Zwischen den jetzt noch beschwerdegegenständlichen "ätherischen Ölen" und "Haarwässern" der angegriffenen Marke und den Dermatika der Widerspruchsmarke besteht Warenähnlichkeit. Eine ganze Reihe ätherischer Öle hat antiseptische, desinfizierende und entzündungshemmende Wirkungen, wie zB das Eukalyptusöl und die ätherischen Öle aus Ysopkraut, Myrrhe und Schafgarbe (vgl Hunnius, Pharmazeutisches Wörterbuch, 8. Auflage, S 992, 993). Sie können deswegen sowohl als Arzneimittel im Sinne der Warenklasse 5 als auch als Wirkstoffe für die Körperpflegemittel der Warenklasse 3 eingesetzt werden. Teebaumöl wird zB im Bereich der Körperpflege als Wirkstoff für Seifen, Gesichtswasser, Haarwaschmittel verwandt und gleichzeitig in der Dermatologie wegen seiner antiseptischen, bakteriziden und fungiziden Wirkungen eingesetzt (vgl Raab/Kindl, Pflegekosmetik, Ein Leitfaden, 1999, S 213). Die Widersprechende hat mit konkreten Belegen und insoweit von der Markeninhaberin unwidersprochen dargelegt, daß eine Vielzahl von Haarwässern ausschließlich für eine Einwirkung auf die Kopfhaut angelegt sind. Daraus folgt bereits unter den Gesichtspunkten der Zweckbestimmung und der Anwendungsweise eine große Nähe zu den Dermatika. Es kommt hinzu, daß "ätherische Öle" und "Haarwässer" wegen ihrer Eignung zur medizinischen Verwendung aus denselben Herstellungsbetrieben und über dieselben Vertriebswege und Verkaufstätten auf den Markt gebracht werden können wie die Dermatika. Das gilt um so mehr, als inzwischen ein breites Spektrum von Pflegemitteln für Haut und Haare auf dem Markt ist, die in erster Linie nach medizinischen Gesichtspunkten konzipiert sind. Diese Feststellungen zur Warenähnlichkeit müssen auch nicht relativiert werden, wenn man zugunsten der Markeninhaberin eine faktische Rezeptpflicht für die Dermatika der Widersprechenden unterstellt. Denn im vorliegenden Fall ergibt sich aus einer solchen Rezeptpflicht keine prinzipielle Verschiedenheit der stofflichen Beschaffenheit sowie der Herstellungs- und der Vertriebswege der zu vergleichenden Waren.

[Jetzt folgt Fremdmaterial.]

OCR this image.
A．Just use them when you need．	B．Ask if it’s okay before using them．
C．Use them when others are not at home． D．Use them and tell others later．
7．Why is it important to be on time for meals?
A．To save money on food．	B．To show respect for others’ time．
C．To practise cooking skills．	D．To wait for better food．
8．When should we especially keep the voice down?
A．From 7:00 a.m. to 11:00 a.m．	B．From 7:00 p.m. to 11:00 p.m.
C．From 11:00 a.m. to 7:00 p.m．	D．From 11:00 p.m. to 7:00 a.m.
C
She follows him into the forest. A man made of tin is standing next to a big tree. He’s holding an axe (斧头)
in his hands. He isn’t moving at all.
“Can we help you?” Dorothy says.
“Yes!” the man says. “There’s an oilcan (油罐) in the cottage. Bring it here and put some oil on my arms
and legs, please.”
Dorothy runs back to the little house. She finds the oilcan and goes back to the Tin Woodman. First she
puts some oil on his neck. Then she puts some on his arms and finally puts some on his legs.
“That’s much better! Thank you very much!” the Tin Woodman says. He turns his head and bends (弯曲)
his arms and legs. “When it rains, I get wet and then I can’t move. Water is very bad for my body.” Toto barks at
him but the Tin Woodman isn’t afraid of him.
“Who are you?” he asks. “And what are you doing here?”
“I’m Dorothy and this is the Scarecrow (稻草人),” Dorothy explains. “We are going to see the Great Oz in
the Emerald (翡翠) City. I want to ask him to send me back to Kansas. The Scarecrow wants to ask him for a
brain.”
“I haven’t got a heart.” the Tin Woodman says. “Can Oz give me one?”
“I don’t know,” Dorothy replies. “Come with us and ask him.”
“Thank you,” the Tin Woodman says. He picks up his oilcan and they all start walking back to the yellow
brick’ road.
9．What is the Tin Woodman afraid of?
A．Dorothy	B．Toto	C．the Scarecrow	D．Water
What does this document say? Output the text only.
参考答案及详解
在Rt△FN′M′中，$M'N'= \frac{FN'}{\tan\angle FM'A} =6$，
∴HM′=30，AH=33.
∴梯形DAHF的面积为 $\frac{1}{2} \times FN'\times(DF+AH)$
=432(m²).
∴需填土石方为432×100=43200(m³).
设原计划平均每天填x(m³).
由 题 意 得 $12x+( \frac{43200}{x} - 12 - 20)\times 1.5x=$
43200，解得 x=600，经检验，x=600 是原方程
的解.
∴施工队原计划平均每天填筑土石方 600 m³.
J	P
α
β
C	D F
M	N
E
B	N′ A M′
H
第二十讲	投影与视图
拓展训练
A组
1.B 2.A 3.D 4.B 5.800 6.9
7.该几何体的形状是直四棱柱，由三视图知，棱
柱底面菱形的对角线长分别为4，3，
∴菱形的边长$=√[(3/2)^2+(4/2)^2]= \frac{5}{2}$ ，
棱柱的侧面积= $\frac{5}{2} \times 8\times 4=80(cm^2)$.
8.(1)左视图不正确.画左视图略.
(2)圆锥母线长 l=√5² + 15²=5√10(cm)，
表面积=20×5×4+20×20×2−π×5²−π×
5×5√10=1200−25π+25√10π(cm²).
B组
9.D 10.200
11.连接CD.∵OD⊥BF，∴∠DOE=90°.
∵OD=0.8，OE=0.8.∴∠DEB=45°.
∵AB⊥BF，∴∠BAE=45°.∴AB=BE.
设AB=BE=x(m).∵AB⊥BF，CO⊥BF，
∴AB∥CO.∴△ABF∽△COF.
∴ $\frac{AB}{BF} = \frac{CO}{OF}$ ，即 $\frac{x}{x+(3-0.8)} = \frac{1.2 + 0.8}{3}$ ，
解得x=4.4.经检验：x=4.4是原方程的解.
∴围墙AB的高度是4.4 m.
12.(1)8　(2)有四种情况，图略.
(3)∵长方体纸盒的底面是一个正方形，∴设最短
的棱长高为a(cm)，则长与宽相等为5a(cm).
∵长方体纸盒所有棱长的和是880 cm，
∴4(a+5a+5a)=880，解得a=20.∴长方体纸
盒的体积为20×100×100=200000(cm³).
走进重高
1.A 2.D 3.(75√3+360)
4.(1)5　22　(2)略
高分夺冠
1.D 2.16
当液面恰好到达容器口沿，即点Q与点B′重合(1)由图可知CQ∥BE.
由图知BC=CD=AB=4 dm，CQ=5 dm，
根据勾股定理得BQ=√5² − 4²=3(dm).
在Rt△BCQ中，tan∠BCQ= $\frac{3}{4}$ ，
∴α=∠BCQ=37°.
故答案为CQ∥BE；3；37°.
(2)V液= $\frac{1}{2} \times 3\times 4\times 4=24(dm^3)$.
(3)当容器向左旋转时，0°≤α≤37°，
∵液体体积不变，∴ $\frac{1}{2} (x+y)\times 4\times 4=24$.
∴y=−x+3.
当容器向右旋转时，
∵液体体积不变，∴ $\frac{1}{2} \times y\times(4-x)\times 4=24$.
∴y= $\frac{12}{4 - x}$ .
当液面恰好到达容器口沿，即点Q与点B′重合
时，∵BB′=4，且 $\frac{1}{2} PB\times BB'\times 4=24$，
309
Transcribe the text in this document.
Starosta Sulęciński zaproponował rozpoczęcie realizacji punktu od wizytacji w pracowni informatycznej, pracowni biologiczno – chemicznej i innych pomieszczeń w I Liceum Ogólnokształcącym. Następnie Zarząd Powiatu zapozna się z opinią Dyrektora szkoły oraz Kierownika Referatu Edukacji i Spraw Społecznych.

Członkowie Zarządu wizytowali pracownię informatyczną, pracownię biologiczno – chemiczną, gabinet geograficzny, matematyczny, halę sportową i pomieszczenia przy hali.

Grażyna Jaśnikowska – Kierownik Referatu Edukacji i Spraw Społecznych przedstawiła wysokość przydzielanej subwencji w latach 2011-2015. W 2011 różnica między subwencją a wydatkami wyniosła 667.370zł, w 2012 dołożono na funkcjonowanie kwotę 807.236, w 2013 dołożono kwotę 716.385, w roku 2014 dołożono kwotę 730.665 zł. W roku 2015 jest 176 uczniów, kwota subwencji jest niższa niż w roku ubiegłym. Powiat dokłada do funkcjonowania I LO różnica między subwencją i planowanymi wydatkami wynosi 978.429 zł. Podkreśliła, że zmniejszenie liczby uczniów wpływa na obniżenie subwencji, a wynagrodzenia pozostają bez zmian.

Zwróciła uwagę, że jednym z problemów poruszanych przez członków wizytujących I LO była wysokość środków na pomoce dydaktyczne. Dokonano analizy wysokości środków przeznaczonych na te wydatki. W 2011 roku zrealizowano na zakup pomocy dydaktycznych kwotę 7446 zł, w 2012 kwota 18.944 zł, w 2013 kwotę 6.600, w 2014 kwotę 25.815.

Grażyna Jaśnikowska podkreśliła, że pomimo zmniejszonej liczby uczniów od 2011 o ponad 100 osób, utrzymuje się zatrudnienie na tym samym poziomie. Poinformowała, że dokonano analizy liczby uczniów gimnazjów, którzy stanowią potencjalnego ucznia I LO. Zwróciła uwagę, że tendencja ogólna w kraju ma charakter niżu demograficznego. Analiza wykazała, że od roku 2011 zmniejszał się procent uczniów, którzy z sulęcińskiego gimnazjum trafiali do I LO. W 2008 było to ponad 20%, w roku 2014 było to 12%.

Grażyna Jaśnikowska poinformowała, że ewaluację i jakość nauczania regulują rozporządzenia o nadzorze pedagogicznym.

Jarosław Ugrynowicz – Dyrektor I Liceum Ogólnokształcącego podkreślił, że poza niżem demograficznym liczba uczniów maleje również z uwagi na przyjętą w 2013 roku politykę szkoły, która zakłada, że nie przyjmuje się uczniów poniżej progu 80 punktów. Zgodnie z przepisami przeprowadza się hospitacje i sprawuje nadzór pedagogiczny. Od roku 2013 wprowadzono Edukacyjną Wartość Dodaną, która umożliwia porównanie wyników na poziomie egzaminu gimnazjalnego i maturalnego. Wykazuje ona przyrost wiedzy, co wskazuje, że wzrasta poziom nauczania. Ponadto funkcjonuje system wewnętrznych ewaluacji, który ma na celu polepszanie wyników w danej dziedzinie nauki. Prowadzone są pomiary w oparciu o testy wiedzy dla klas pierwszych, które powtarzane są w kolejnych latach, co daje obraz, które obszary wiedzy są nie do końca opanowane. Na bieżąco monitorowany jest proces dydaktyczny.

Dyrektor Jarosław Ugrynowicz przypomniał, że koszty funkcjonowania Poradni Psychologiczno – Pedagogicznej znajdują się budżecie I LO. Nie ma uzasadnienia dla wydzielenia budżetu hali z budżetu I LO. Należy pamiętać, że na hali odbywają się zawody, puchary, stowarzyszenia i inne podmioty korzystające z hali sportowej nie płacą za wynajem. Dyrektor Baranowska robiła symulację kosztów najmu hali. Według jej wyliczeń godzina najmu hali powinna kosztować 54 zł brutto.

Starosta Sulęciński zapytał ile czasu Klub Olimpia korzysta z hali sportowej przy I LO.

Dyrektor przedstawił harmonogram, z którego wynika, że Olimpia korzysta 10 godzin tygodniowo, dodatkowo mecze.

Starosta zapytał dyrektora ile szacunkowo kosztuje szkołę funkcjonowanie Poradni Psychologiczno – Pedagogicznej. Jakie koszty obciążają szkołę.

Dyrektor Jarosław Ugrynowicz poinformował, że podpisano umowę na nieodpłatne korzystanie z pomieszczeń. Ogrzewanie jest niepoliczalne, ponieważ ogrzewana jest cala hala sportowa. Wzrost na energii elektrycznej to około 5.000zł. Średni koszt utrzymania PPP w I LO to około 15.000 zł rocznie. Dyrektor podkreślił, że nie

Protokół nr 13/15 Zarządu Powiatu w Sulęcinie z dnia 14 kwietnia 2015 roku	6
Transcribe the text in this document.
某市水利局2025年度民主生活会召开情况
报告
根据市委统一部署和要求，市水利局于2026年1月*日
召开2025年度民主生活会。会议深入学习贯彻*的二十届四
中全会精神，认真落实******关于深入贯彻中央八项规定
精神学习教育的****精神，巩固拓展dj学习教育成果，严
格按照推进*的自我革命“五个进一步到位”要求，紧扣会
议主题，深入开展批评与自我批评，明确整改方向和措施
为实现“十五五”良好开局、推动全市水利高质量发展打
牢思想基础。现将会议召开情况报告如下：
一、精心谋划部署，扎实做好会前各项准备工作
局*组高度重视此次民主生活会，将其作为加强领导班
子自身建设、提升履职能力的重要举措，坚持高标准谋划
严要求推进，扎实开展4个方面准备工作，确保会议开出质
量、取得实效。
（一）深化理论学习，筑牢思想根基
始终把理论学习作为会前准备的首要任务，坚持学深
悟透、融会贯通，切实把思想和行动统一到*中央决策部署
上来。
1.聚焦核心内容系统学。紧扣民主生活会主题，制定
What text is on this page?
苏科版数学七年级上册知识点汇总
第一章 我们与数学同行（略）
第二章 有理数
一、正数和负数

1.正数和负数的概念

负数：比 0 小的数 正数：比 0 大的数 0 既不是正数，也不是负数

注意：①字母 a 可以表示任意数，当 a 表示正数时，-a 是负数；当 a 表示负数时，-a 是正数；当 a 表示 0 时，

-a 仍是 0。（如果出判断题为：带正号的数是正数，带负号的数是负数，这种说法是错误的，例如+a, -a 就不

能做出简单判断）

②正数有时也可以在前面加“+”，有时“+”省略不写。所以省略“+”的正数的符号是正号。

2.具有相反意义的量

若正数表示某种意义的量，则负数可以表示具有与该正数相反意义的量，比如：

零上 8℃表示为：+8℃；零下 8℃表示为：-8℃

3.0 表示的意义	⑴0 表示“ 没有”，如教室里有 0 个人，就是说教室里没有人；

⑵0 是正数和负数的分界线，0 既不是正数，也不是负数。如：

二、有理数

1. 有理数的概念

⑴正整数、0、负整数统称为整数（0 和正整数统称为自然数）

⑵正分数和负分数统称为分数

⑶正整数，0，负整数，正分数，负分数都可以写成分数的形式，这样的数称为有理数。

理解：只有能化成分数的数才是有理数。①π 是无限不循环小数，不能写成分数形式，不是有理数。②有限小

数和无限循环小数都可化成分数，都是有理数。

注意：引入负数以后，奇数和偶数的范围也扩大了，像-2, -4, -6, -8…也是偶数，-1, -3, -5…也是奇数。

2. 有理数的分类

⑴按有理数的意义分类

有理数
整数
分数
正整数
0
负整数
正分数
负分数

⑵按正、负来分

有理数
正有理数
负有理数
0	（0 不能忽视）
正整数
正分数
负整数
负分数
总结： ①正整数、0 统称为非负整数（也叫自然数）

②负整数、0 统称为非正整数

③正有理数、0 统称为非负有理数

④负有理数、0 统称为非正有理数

Die Kennzeichnungskraft der Widerspruchsmarke bewegt sich im oberen Bereich des Durchschnittlichen (vgl Althammer/Ströbele, Markengesetz, 6. Aufl, § 9 Rdn 135). Denn die Widerspruchsmarke wird - und das ist zwischen den Verfahrenbeteiligten unstreitig - seit längerem für rezeptpflichtige Salben und Lösungen zur Behandlung der Kopfhaut benutzt.

Bei vorliegender Warennähe und gefestigter durchschnittlicher Kennzeichnungskraft der Widerspruchsmarke muß die angegriffene Marke von dieser einen deutlichen Abstand halten. Diesen Anforderungen wird die angegriffene Marke nicht gerecht. Denn klanglich kommen sich die Vergleichsmarken verwechselbar nahe. Im phonetischen Gesamteindruck überwiegen die Gemeinsamkeiten wie die identische Vokalfolge, die Identität der zweiten Silbe "CU" mit dem klanglich besonders charakteristischen Konsonanten "C" zwischen zwei Vokalen und die Identität der jeweils letzten zwei Buchstaben "AL". Demgegenüber treten die wenigen Unterschiede zurück. Insbesondere wird bei der angegriffenen Marke mit dem Anfangsbuchstaben "D" kein deutlich anderer Akzent gesetzt. Vielmehr bleibt auch hier - wie in der Widerspruchsmarke - der Vokal "E" in der Anfangssilbe klangbeherrschend.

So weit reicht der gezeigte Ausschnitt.